An example is her affordable house brand Noir Shop, a 10-piece capsule collection that sold out within three hours when she launched the first range.
The initiative has been so successful, she now designs a capsule collection every month.
This is in contrast to major fashion brands, most of which only release a spring/summer and autumn/winter collection.
Purkis says effectively competing with big overseas players comes down to creating a strong brand identity, much of which is about building up an online community through Twitter and Facebook.
She says many of her customers also know it’s Purkis herself behind the brand, rather than a faceless multinational behemoth, and email her personally from all over the world to seek her opinion and get in touch, something that’s impossible to do as a bigger business.

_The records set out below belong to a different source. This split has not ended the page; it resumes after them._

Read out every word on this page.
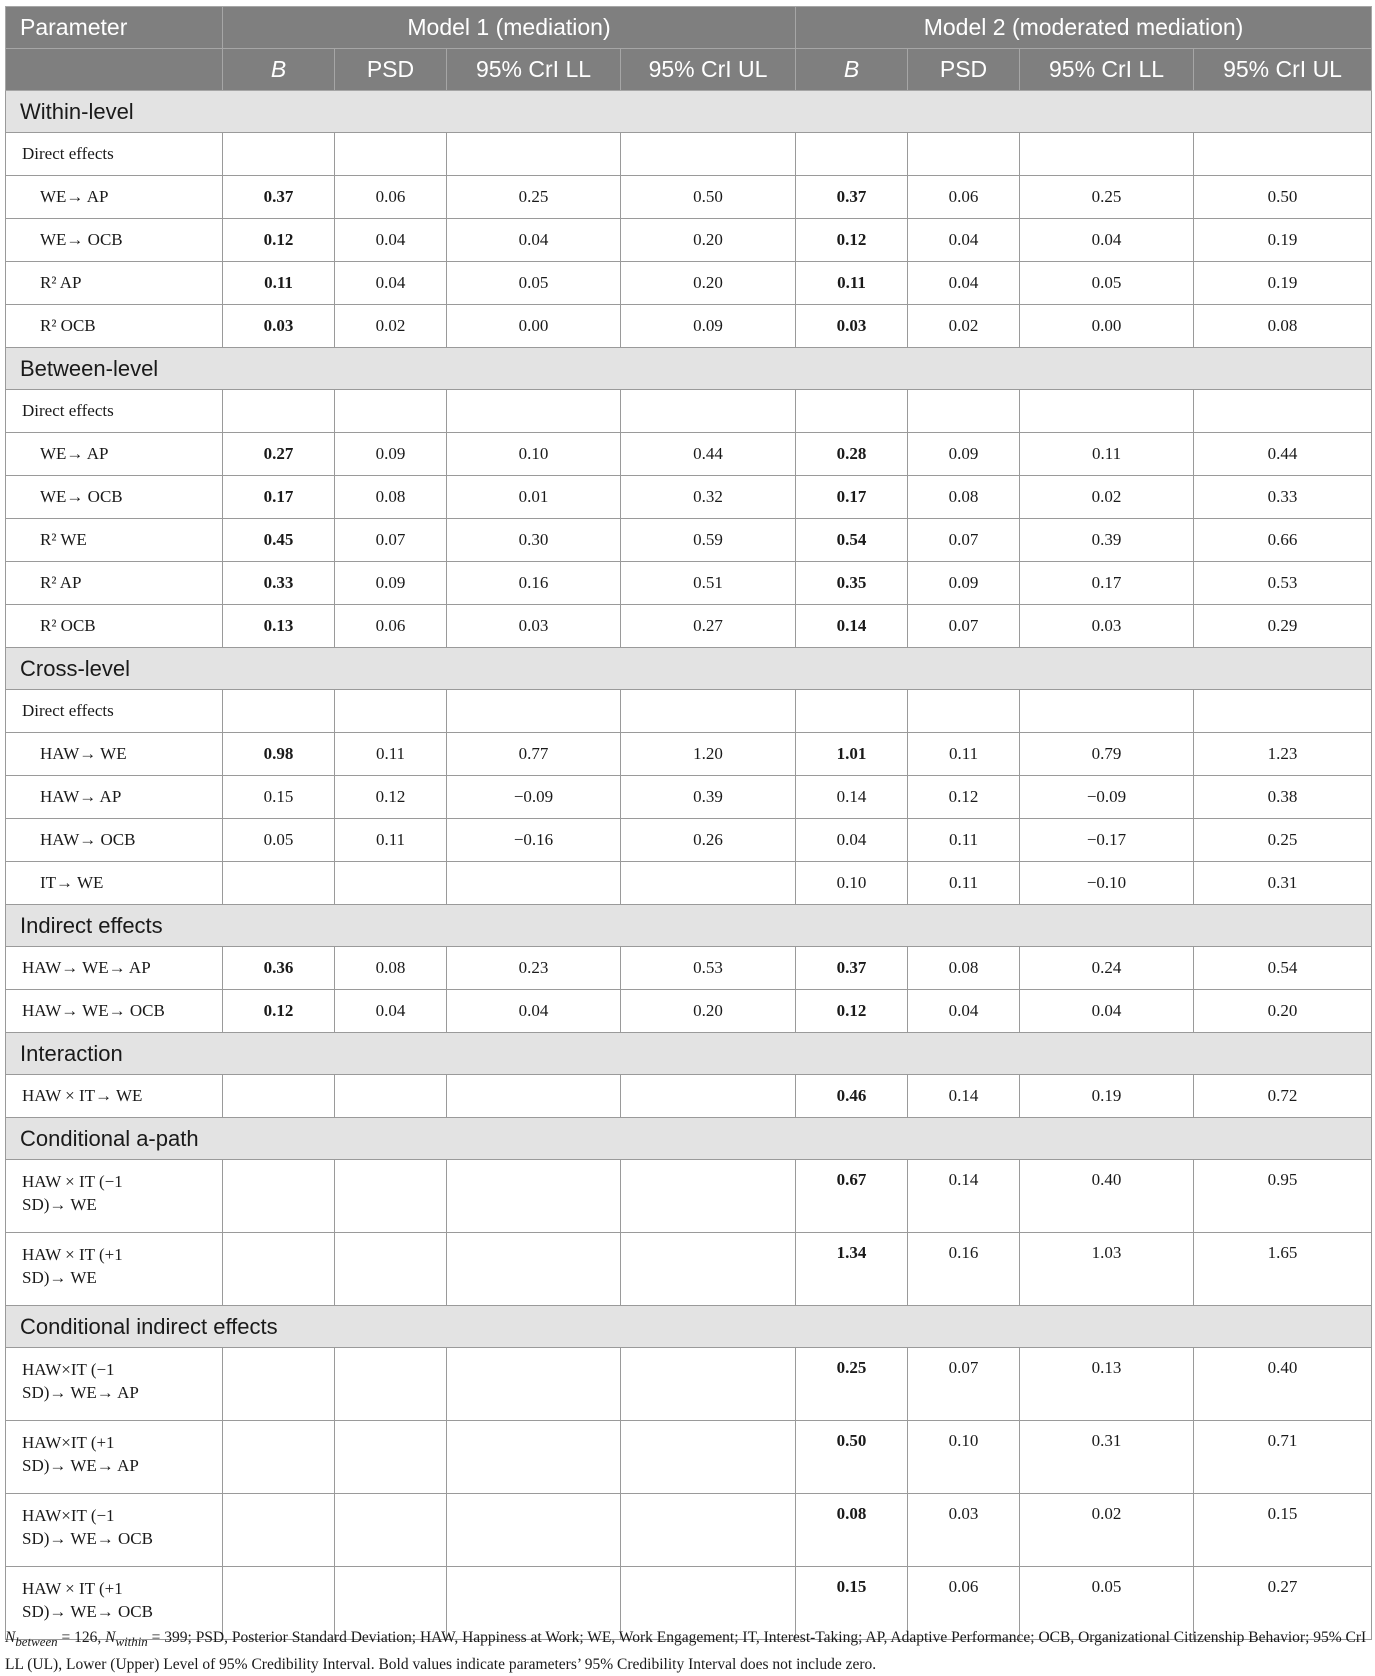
Parameter	Model 1 (mediation)				Model 2 (moderated mediation)			
	B	PSD	95% CrI LL	95% CrI UL	B	PSD	95% CrI LL	95% CrI UL
Within-level								
Direct effects								
WE→ AP	0.37	0.06	0.25	0.50	0.37	0.06	0.25	0.50
WE→ OCB	0.12	0.04	0.04	0.20	0.12	0.04	0.04	0.19
R² AP	0.11	0.04	0.05	0.20	0.11	0.04	0.05	0.19
R² OCB	0.03	0.02	0.00	0.09	0.03	0.02	0.00	0.08
Between-level								
Direct effects								
WE→ AP	0.27	0.09	0.10	0.44	0.28	0.09	0.11	0.44
WE→ OCB	0.17	0.08	0.01	0.32	0.17	0.08	0.02	0.33
R² WE	0.45	0.07	0.30	0.59	0.54	0.07	0.39	0.66
R² AP	0.33	0.09	0.16	0.51	0.35	0.09	0.17	0.53
R² OCB	0.13	0.06	0.03	0.27	0.14	0.07	0.03	0.29
Cross-level								
Direct effects								
HAW→ WE	0.98	0.11	0.77	1.20	1.01	0.11	0.79	1.23
HAW→ AP	0.15	0.12	−0.09	0.39	0.14	0.12	−0.09	0.38
HAW→ OCB	0.05	0.11	−0.16	0.26	0.04	0.11	−0.17	0.25
IT→ WE					0.10	0.11	−0.10	0.31
Indirect effects								
HAW→ WE→ AP	0.36	0.08	0.23	0.53	0.37	0.08	0.24	0.54
HAW→ WE→ OCB	0.12	0.04	0.04	0.20	0.12	0.04	0.04	0.20
Interaction								
HAW × IT→ WE					0.46	0.14	0.19	0.72
Conditional a-path								

HAW × IT (−1
SD)→ WE					0.67	0.14	0.40	0.95

HAW × IT (+1
SD)→ WE					1.34	0.16	1.03	1.65
Conditional indirect effects								

HAW×IT (−1
SD)→ WE→ AP					0.25	0.07	0.13	0.40

HAW×IT (+1
SD)→ WE→ AP					0.50	0.10	0.31	0.71

HAW×IT (−1
SD)→ WE→ OCB					0.08	0.03	0.02	0.15

HAW × IT (+1
SD)→ WE→ OCB					0.15	0.06	0.05	0.27
$N_{between} = 126$, $N_{within} = 399$; PSD, Posterior Standard Deviation; HAW, Happiness at Work; WE, Work Engagement; IT, Interest-Taking; AP, Adaptive Performance; OCB, Organizational Citizenship Behavior; 95% CrI LL (UL), Lower (Upper) Level of 95% Credibility Interval. Bold values indicate parameters’ 95% Credibility Interval does not include zero.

Bernie Cooper from Crane’s Wines, which has just opened a B&B attached to the winery, which is near Kingaroy in Queensland, says he’s not bothered by the arrival of accommodation provider Airbnb in the Australian market.
Airbnb allows anyone to offer their spare room to travelers for a small fee.
“There will always be people who want a cheaper alternative, but what we offer is something special. We want every visitor’s experience to be special and we are conscious of keeping things high-end.”
He also says people who offer their spare room as holiday accommodation might find it’s somewhat of an inconvenience after a certain point.
“It means being courteous even when they might not feel like it and putting themselves out a bit,” he says.
“Some will do a good job, but really, if they want to run it professionally they should probably be running it as a business anyway.”
Five top tips to stay competitive
Have a well thought-out, clearly defined proposition and do the basics well. Remember, you need more than a good idea to run a successful business, so if an international giant has vaguely the same concept as you, don’t despair.
Learn from the best. How does Zappos display its products online? How does Google encourage its staff to think creatively? How does Oprah Winfrey build and exploit her brand? How does Sir Richard Branson react to a setback?
Don’t radically alter your business model based on what others do. Always be aware of how the marketplace is moving, but don’t flee as soon as a big name arrives.
Make the most of your advantages. You are a genuinely Australian business. You have a warmth and personal touch that big brands lack. You know Australian consumers well and are small and nimble enough to react to their changing needs.
Don’t see new arrivals are solely competitors. With any luck, they will grow the market you’re operating in and indirectly benefit your business. You can even go a step further and formally collaborate with them.